On 12 November Gran and his companions spied the tip of a tent above the snow. Inside they found the bodies of Scott, Bowers and Edward Wilson, Scott’s Chief of Scientific Staff. There was no sign of the bodies of Oates or Petty Officer Edgar ‘Taff’ Evans.
Scott’s journal entries showed that Evans had died in mid-February and that Oates, whose feet had become so badly frostbitten that he could hardly walk, had limped out of their shared tent a month later. Oates had hoped that by sacrificing his life he would give Scott, Wilson and Bowers a better chance of survival. But they had died in their blizzard-bound tent towards the end of March 1912.
On the way back to Cape Evans Gran wore Scott’s skis, so that they at least would have completed the return journey to the South Pole.
On Thursday, 30 July 1914, on a beach at Cruden Bay, near Aberdeen, Gran waited for the weather to clear so he could embark on his potentially record-breaking flight over the North Sea. He knew this was his last chance as British aviation authorities had announced that all commercial flights from Britain would be banned from that evening due to the tense international situation.
Just over a month previously Archduke Franz Ferdinand of Austria had been assassinated in Sarajevo, the capital of Bosnia. Since then, the situation had escalated and it now seemed possible (at least according to the newspapers) that major powers, including Germany and Britain, might become involved i
n what had initially seemed to be an isolated incident in a troubled but distant region.

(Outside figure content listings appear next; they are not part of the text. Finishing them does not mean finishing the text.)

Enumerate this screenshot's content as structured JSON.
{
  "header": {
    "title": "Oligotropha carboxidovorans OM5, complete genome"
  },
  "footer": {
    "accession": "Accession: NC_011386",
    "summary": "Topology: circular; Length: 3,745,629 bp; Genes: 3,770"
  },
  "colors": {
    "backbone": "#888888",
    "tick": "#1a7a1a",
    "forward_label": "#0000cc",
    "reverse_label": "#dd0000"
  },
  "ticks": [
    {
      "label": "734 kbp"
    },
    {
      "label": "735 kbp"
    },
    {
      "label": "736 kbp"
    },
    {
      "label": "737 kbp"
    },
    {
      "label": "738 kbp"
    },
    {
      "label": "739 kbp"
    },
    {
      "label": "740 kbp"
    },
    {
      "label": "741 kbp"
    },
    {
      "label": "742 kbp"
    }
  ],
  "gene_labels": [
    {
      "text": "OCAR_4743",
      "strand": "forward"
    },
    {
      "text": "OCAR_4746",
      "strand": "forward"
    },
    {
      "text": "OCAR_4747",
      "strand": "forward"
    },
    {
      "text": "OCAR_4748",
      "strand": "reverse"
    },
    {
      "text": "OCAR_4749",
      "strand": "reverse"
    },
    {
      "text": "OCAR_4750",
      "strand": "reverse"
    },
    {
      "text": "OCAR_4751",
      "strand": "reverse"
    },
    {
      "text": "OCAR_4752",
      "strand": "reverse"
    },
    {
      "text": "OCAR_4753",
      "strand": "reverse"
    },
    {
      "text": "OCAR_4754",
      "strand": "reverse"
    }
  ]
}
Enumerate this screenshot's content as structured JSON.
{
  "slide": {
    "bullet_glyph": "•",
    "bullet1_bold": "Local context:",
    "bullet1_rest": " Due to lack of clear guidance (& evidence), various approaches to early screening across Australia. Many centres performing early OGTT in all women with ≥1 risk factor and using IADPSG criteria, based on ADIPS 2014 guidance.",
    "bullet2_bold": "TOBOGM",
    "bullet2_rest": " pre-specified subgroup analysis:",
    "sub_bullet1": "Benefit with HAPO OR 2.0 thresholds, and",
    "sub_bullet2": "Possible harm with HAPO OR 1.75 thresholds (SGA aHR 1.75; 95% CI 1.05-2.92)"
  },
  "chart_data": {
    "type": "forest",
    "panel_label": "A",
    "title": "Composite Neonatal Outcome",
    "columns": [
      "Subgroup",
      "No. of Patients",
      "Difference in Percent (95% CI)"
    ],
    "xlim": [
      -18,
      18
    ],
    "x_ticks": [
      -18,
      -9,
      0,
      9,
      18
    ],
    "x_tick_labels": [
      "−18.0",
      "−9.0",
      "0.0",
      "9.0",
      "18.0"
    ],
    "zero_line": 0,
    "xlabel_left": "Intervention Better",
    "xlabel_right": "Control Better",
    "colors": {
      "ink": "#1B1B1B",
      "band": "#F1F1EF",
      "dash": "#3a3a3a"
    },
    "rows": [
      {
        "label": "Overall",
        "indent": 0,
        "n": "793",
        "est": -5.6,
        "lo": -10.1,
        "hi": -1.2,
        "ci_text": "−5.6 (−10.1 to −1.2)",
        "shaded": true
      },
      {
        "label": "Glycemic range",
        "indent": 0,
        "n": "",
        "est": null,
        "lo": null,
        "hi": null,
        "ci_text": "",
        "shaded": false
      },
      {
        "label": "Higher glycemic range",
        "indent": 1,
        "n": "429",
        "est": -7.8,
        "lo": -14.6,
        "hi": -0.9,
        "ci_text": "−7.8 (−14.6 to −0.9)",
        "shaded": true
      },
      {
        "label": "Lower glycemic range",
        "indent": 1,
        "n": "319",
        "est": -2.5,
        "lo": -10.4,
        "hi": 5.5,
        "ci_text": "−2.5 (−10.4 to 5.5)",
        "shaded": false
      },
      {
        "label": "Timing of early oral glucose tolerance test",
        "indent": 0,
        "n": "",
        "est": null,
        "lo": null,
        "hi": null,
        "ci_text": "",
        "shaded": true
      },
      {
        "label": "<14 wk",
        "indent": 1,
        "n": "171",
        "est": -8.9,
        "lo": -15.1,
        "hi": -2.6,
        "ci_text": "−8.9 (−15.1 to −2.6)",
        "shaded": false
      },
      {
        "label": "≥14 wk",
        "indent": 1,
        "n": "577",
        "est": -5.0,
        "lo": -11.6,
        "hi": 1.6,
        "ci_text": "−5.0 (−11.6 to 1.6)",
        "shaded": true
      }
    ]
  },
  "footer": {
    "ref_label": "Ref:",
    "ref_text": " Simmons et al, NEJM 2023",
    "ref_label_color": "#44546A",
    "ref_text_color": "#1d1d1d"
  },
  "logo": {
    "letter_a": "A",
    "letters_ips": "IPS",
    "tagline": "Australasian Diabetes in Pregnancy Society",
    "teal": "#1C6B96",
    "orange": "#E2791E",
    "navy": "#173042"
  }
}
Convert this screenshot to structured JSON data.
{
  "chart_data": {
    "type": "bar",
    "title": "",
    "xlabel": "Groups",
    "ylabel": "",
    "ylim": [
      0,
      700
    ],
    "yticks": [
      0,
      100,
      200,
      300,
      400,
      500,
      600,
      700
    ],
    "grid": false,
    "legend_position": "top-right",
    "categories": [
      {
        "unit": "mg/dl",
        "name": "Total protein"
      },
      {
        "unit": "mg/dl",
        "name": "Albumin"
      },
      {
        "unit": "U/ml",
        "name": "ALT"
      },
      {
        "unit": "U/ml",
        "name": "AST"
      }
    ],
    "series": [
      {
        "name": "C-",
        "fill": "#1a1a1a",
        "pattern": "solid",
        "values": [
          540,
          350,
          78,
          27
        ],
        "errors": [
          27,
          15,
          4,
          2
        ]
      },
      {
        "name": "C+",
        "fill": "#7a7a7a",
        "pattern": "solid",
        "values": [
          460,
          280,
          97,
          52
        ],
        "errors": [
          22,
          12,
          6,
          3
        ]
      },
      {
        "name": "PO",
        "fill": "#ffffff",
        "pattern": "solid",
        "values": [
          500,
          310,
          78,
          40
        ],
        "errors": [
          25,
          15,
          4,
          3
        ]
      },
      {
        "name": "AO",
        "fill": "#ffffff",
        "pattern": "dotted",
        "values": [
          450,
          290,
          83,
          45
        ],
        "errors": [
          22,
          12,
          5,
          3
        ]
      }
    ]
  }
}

As Tryggve Gran waited for the North Sea mist to lift he remembered his conversation with Bowers and Oates in a tent at the other end of the world – and the promise he had made to them.
New Zealand, showing places associated with the Terra Nova expedition. Map © and courtesy of Michael Tarver, Mike Goodearl.
Voyages of the Terra Nova during the expedition: the years appear at the northerly end of each voyage; the voyage towards King Edward VII Land took place in early 1911. Map by Stanfords, image © private.
McMurdo Sound, showing (on right) Ross Island, with Cape Evans and Hut Point. Map by Stanfords, image © private.
Voyages of the Terra Nova, January–March 1912, showing the journeys made when depositing Campbell and his Northern Party at Evans Cove and attempting to relieve them; where lines stop short of the coast, this indicates that pack ice was blocking the route. Map by Stanfords, image © private.
Note
1. This incident was related by Gran in his memoirs of the Terra Nova expedition, Tryggve Gran’s Antarctic Diary, 1910–13, and his war experiences, Under the British Flag; it is also referred to in Limb and Cordingley, Captain Oates, p. 140, and Smith, I Am Just Going Outside, pp. 143–4.
1
Southward Ho!
In London, on Friday, 20 May 1910, Captain Robert Scott, Lieutenant Edward Evans, Lieutenant Henry Bowers and other naval officers who would soon be travelling to Antarctica on SY Terra Nova took part in the funeral parade of King Edward VII.
The late monarch’s son, now King George V, was joined in his mourning by members of his extended family, including the rulers of Germany, Norway, Denmark, Belgium, Spain, Portugal, Greece and Bulgaria and members of the ruling families of Austria-Hungary, the Ottoman Empire, Russia, Yugoslavia, Montenegro, Romania, Italy, the Netherlands, Japan and Egypt.